Alguien que no me conozca puede pensar que no ceso de lamentarme por la pérdida de amigos. Nada más lejos. Si supiera leer entre líneas apreciaría que lo único que intento es prolongar su presencia, ya imposible de verdad, pero sí en el recuerdo. ¿Quién va a arrebatarme todos aquellos ratos, todos aquellos momentos que, juntos, hemos saboreado los dulces licores de la amistad? Por eso los traigo a mi presencia con alegría, no con tristeza, en todos aquellos lugares, que son muchos, por los que me he paseado con ellos, en los que me he sentado con ellos, donde he comido y bebido con ellos, donde, tembloroso he osado rozar su piel temiendo su rechazo, donde, atrevido, he echado sobre la mesa asuntos en los que estaba clara la discrepancia, donde, temerario, he puesto a prueba su confianza llevándolos al límite, donde, ahítos de vino y copas, hemos entrelazado por el rabo las lagartijas de la botella de tequila, colgándolas de nuestras orejas.
Igual que leemos, enfervorizados, el regreso de Ulises a Ítaca, donde Penélope es asediada por sus pretendientes y esperamos, nerviosos, intrigados, cuál será la respuesta de aquel miserable anónimo vestido de harapos y sólo reconocido por su fiel perro, Argos, ya enfermo, al que Ulises no puede acariciar para no levantar sospechas, pero por el que derrama una lágrima.
Igual que nos sentimos atrapados por el destino de Romeo y quisiéramos encontrarnos a su lado para arrancarle de las manos el veneno e interponernos en su trágico destino que lo separará irremediablemente de Julieta.
O como nos sobrecoge el dolorido lamento de Gilgamesh ante su amigo Enkidu muerto, o el llanto de Príamo ante Aquiles pidiéndole el cadáver de su hijo Héctor, muerto y arrastrado por el suelo fuera de las murallas de Troya.
O como la triste estampa de Aylan Kurdi, aquel niño kurdo de 3 años que apareció ahogado en una playa de Turquía cuando huía con su familia a causa de la crisis humanitaria en Siria. O como la del joven negro, blanco o asiático, baleado por un policía borracho de wisky y sediento de sangre.

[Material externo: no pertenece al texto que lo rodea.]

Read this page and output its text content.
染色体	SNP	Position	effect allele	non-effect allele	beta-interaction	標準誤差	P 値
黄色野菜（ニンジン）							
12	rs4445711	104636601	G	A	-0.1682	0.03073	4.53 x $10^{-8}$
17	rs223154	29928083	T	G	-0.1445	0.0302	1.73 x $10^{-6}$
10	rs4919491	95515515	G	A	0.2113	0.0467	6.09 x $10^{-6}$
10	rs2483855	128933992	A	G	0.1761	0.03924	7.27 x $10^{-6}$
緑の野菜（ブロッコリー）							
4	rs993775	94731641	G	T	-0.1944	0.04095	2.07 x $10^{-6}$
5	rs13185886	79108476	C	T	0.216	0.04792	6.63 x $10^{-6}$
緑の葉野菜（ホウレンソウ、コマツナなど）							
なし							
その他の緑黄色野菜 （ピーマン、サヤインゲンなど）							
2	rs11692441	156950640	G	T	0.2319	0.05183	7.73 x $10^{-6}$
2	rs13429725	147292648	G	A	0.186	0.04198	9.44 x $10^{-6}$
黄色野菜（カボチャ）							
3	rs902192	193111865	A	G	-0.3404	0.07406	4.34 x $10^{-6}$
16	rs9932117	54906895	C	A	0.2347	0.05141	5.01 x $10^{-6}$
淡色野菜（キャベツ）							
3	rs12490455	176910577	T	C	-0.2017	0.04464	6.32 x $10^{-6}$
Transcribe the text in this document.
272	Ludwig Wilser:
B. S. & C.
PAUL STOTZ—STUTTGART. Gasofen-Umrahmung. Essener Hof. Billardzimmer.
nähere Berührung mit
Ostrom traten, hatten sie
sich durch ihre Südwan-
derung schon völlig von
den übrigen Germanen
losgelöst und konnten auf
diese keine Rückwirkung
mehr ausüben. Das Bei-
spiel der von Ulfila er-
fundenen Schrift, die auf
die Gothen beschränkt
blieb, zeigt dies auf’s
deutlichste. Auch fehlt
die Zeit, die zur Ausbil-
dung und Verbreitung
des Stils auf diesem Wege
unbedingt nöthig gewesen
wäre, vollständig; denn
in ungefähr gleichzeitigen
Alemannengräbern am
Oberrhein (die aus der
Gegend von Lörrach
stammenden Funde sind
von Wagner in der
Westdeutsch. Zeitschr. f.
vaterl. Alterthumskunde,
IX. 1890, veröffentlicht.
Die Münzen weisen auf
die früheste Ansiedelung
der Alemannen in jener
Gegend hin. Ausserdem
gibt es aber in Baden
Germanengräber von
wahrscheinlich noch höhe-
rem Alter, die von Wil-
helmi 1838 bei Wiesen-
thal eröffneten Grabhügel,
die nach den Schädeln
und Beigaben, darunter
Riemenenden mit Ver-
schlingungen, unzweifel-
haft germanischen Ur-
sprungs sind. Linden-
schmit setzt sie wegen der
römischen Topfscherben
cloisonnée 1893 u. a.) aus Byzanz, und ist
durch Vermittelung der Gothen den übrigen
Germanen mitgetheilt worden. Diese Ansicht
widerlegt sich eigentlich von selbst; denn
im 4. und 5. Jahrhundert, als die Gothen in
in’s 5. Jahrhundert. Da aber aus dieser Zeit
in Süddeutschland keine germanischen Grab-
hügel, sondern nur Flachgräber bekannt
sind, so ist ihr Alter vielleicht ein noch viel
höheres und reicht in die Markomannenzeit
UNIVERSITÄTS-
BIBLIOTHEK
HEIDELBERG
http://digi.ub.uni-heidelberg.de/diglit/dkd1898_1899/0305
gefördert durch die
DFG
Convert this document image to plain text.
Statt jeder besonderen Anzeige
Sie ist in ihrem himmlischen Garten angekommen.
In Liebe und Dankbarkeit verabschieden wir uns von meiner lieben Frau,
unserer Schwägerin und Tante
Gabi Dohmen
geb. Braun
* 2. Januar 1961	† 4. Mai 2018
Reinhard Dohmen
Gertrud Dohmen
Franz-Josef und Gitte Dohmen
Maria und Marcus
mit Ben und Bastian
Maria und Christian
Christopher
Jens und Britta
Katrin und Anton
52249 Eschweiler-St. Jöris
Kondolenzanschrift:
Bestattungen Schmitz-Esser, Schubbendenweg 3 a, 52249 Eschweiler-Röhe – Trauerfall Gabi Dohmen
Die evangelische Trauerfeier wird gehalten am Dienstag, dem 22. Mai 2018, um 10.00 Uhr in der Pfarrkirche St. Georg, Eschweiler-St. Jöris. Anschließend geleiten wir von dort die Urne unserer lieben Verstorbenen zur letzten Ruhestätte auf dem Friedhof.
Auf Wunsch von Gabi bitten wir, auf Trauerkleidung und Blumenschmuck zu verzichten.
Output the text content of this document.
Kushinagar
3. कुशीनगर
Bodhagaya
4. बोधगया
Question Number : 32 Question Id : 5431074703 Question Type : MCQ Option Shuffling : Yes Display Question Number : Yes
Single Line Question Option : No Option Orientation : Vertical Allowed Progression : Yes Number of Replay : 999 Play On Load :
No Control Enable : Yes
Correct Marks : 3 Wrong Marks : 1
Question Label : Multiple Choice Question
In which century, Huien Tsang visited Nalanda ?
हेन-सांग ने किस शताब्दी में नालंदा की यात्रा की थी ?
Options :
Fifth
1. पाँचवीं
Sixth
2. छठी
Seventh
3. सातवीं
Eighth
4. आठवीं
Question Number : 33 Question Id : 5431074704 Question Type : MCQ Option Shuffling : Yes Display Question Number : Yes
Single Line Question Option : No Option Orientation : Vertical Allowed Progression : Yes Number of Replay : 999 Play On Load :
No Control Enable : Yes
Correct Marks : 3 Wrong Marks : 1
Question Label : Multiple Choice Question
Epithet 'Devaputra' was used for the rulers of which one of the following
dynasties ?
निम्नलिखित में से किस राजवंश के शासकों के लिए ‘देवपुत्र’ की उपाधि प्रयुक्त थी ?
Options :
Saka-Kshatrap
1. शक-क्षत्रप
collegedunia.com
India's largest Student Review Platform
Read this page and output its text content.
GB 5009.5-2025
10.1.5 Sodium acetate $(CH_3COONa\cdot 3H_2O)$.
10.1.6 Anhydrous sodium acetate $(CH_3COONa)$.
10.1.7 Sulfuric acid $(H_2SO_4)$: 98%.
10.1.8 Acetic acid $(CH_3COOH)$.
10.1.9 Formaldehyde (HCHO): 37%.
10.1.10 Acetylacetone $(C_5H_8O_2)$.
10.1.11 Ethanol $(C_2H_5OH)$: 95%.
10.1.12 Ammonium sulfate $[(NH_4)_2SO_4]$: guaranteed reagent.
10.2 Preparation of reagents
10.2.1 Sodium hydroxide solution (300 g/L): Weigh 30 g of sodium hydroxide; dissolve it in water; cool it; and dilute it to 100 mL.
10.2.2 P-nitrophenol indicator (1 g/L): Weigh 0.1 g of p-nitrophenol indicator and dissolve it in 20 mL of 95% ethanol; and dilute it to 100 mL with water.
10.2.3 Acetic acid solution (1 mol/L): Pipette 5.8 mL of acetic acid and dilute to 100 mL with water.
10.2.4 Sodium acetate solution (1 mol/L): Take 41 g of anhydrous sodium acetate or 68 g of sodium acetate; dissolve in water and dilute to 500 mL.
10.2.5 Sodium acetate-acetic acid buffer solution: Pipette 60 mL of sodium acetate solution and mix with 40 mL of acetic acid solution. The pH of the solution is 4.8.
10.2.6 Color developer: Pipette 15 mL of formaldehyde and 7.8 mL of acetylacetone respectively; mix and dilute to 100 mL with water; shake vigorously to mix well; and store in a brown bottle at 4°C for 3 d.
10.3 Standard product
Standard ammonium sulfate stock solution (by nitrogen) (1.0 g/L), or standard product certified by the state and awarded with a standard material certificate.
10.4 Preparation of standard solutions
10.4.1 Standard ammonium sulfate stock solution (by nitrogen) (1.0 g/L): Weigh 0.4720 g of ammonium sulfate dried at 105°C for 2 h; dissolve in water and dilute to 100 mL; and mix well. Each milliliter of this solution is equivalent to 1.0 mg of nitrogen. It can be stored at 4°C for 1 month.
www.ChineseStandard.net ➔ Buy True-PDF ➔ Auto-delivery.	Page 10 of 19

Igual que nos acercamos emocionados a estas y otras historias lejanas o próximas, ¿por qué no hacerlo con las que he compartido con mis amigos?
Aquellas noches de la October Fest en Calpe, cuando ya con gran parte de un barril de cerveza en el cuerpo, ascendíamos hacia el Peñón y mirábamos asombrados los blancos vientres de las gaviotas que volaban sobre nuestras cabezas.
Aquellas noches de carnaval, nunca nos habían gustado los disfraces, en que provistos de unas rudimentarias caretas que no conseguían ocultar nuestra cara, nos lanzábamos a la conquista de las calles en la ciudad deslumbrante de máscaras y colores. Aquella noche que Pepe, siempre tan serio, siempre tan responsable, se vino con nosotros y Lillian, temerosa de su falta de costumbre en el arte del beber, me encargó a mí, precisamente a mí, a juicio de muchos el menos abstemio, de su custodia para que no se pasara de rosca.
El recuerdo de aquellos buenos momentos es como una forma de repetirlos. Como si se tratara de una obra de teatro o de la historia de una novela que sólo ocurrió una vez pero cada vez que alguien ve representarla, cada vez que alguien vuelve a leerla, es como si volviera a ocurrir de nuevo. Y así, en esa nueva representación, me imagino felices y sonrientes a todos los actores, a todos los personajes, estemos sobre la tierra o estemos bajo ella. ¡Tan poca es la distancia! Cuando hablo de mis amigos es como si prolongara el contacto, como si prolongara su presencia, como si prolongara su vida.
San Juan, 16 de abril de 2021. José Luis Simón Cámara.